Hearing the phrase “essential worker” conjures to the mind some immediate occupations: Doctors, nurses, bus drivers, maybe even grocery store workers.
Commonly overlooked in that list are the city’s nearly 50,000 delivery workers, armed not with N95 masks and face shields, but with tonight’s dinner — and likely an electronic bike. That’s especially important in this part of the Bronx where communities are defined by steep hills that are not really friendly to traditional bicycles.
Before the coronavirus pandemic, however, delivery workers rode those e-bikes at their own risk, since it was illegal to use them. Anyone with a motor-assisted bicycle could face consequences ranging from fines to having their pricey bikes confiscated.
That changed on April 3 when legalizing e-bikes became one of the cornerstones of this year’s state budget.
The state budget removes a final roadblock in the legal status of e-bikes. Before the budget was hashed out between the governor and the legislature, it was legal to buy, own and sell e-bikes in New York.

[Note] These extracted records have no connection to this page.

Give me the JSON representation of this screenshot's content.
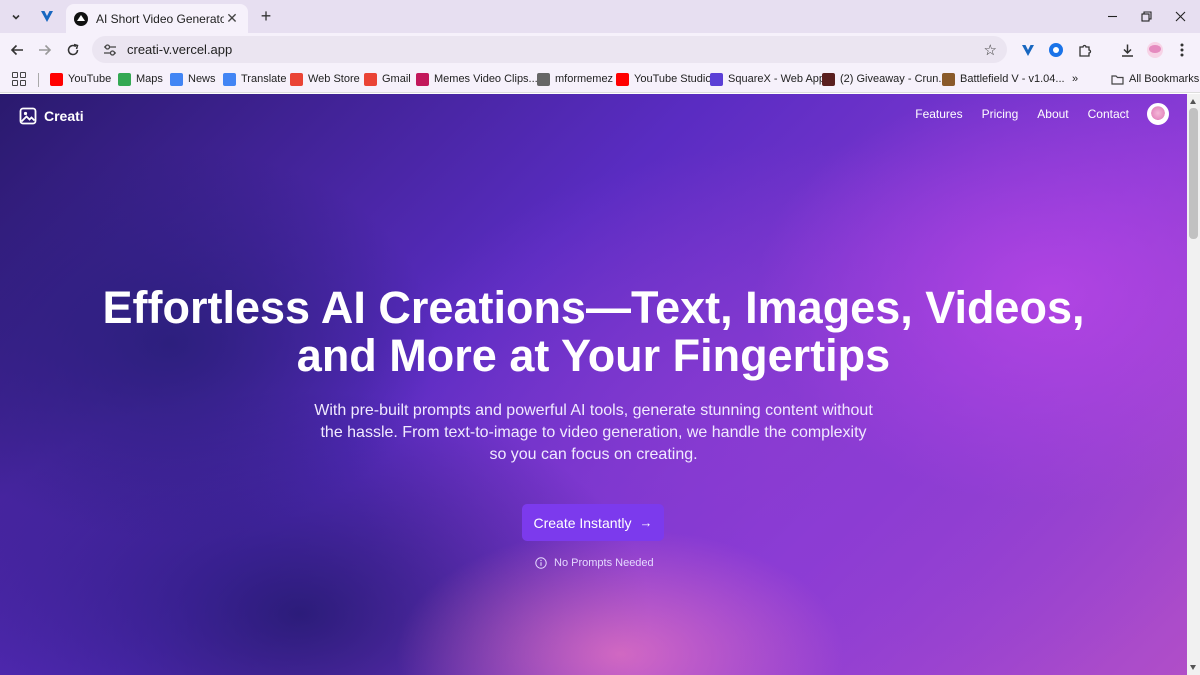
{
  "browser": {
    "tab_title": "AI Short Video Generator",
    "url": "creati-v.vercel.app",
    "bookmarks": [
      {
        "label": "YouTube",
        "icon": "youtube-icon",
        "color": "#ff0000"
      },
      {
        "label": "Maps",
        "icon": "maps-icon",
        "color": "#34a853"
      },
      {
        "label": "News",
        "icon": "news-icon",
        "color": "#4285f4"
      },
      {
        "label": "Translate",
        "icon": "translate-icon",
        "color": "#4285f4"
      },
      {
        "label": "Web Store",
        "icon": "webstore-icon",
        "color": "#ea4335"
      },
      {
        "label": "Gmail",
        "icon": "gmail-icon",
        "color": "#ea4335"
      },
      {
        "label": "Memes Video Clips...",
        "icon": "memes-icon",
        "color": "#c2185b"
      },
      {
        "label": "mformemez",
        "icon": "mformemez-icon",
        "color": "#666666"
      },
      {
        "label": "YouTube Studio",
        "icon": "youtube-studio-icon",
        "color": "#ff0000"
      },
      {
        "label": "SquareX - Web App",
        "icon": "squarex-icon",
        "color": "#5b3fd6"
      },
      {
        "label": "(2) Giveaway - Crun...",
        "icon": "giveaway-icon",
        "color": "#5a1f1f"
      },
      {
        "label": "Battlefield V - v1.04...",
        "icon": "battlefield-icon",
        "color": "#8a5a2b"
      }
    ],
    "all_bookmarks": "All Bookmarks"
  },
  "site": {
    "brand": "Creati",
    "nav": [
      "Features",
      "Pricing",
      "About",
      "Contact"
    ],
    "hero_title": "Effortless AI Creations—Text, Images, Videos, and More at Your Fingertips",
    "hero_subtitle": "With pre-built prompts and powerful AI tools, generate stunning content without the hassle. From text-to-image to video generation, we handle the complexity so you can focus on creating.",
    "cta_label": "Create Instantly",
    "cta_note": "No Prompts Needed",
    "accent_color": "#7c3aed"
  }
}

It was just illegal to actually ride one on a public street.
Yet that didn’t stop many of the city’s delivery workers from using them as a way to arrive at customers’ doorsteps as quickly and efficiently as possible.
But why would delivery workers use illegal methods of transportation to do their jobs? For those without cars, e-bikes can be speedier alternatives to regular bikes and walking. This is especially so for delivery workers, who want to drop off food, for example, before it gets cold, and return to a restaurant ready to deliver another, and collect more tips.
Councilman Fernando Cabrera never understood why the city had such issues with the bikes, even though critics feared the motors could create unsafe speeds for the riders and anyone in their path. In 2018, he pushed a city bill, known as Intro 1264, designed to make e-bikes legal in the city.
Intro 1264 never made it out of committee, and Cabrera could never get his fellow council members to fully address e-bikes in the city
The state budget, however, doesn’t give a blank check to e-bikes. Speeds on them are capped at 25 mph in cities with populations of at least a million — meaning, specifically, New York City.
The budget does leave it up to New York’s cities, towns and villages on how e-bikes will be regulated, including the “time, place and manner” of e-bike operation. These modifications can include reducing the maximum speed, requiring the use of helmets and reflective clothing, and even prohibiting the use of e-bikes altogether in certain areas.
Cabrera’s bill didn’t make allowances for such modifications since his law would have applied only to one city. Different parts of New York have different needs, he said, and in this case, what is good for the goose might not necessarily be good for the gander.
“The state legislature and Gov. Cuomo made a great decision in legalizing e-bikes in New York and leaving much of the regulation to local governments,” Cabrera said. “Each jurisdiction is different (and) has different traffic patterns, and so a ‘one size fits all’ law would not have been what we needed.”
Cabrera, however, wants to take the new legalization one step further — he wants the city to give back all the e-bikes its taken over recent years. And that could be significant, especially since electric bikes can cost as much as $1,500.
Once bikes are confiscated, many of the delivery workers were unable to afford replacements. And right now, especially with so many people depending on deliveries as part of the coronavirus pandemic lockdown of the state, Cabrera says getting those bikes back is more important than ever.
According to city comptroller Scott Stringer, the city has confiscated as many as 1,200 e-bikes over recent years.
Many also were fined hundreds of dollars — penalties that could never be returned. Cabrera said he saw the impact of such measures over the past couple years he’s fought to leglize e-bikes.
“When we introduced this bill in the council, so many desperate delivery workers came out to support it,” Cabrera said. “Their testimony was heart-wrenching.”